Hudlin, whose Black Filmmaker’s Assn. has 3,000 members, points to Cineplex Odeon’s decision not to book Mario Van Peebles’ “Posse” because of a fistfight that broke out in front of the Universal City complex after a screening of New Line Cinema’s rap comedy “Who’s the Man” in late April.
Hudlin says that “Posse,” a black Western, should have been treated no differently than other oaters.
Call for research
Any policies excluding films, he says, “Should be based on some solid research and analysis … Think about it. Out of how many playdates did these incidents involving violence occur? A few out of 10,000? That’s why I’m calling for research. I want all patrons, black and white, not to be afraid to go and see these films.”
Cineplex, among others, insists it isn’t. Sources say race has nothing to do with it. Although officials would not speak on the record, one points to the Tina Turner biopic, “What’s Love Got to Do With It,” currently playing at the Universal venue. And Cineplex exex are considering booking John Singleton’s “Poetic Justice,” although they won’t decide until after seeing a screening on July 7.
“People in the (entire) theater business right now are concerned about avoiding what they perceive as the ‘undesirable element,’ ” one entertainment attorney said. “Translated: that means lower-class Hispanics, blacks and some whites.
“But the truth is, this has always been an issue.
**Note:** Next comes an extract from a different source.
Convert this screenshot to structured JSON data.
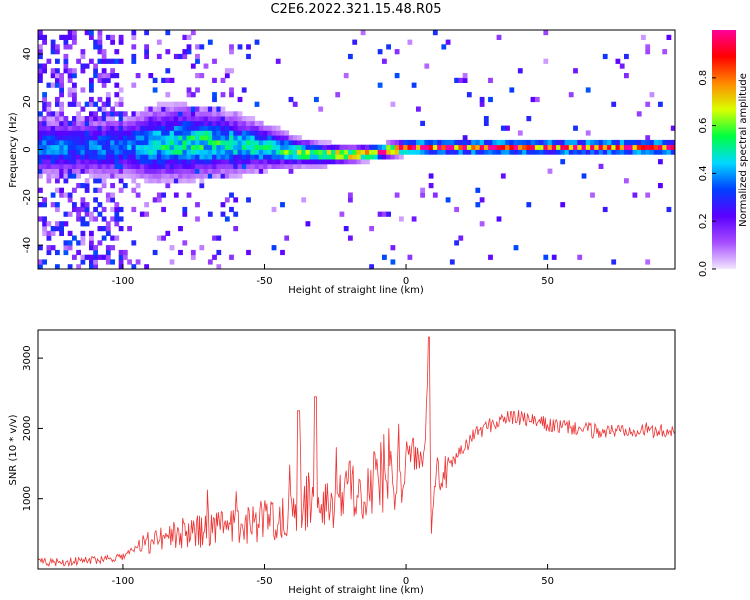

In the ’60s and ’70s it was pure racism. Theater owners in white neighborhoods just didn’t want minorities, so they canceled out any films that could spark trouble. Now it’s the fear of people ripping up their theaters and the potential liability. It’s also the fear of people getting hurt. They don’t want patrons to be scared away in the longterm over one incident. Westwood is the case in point.”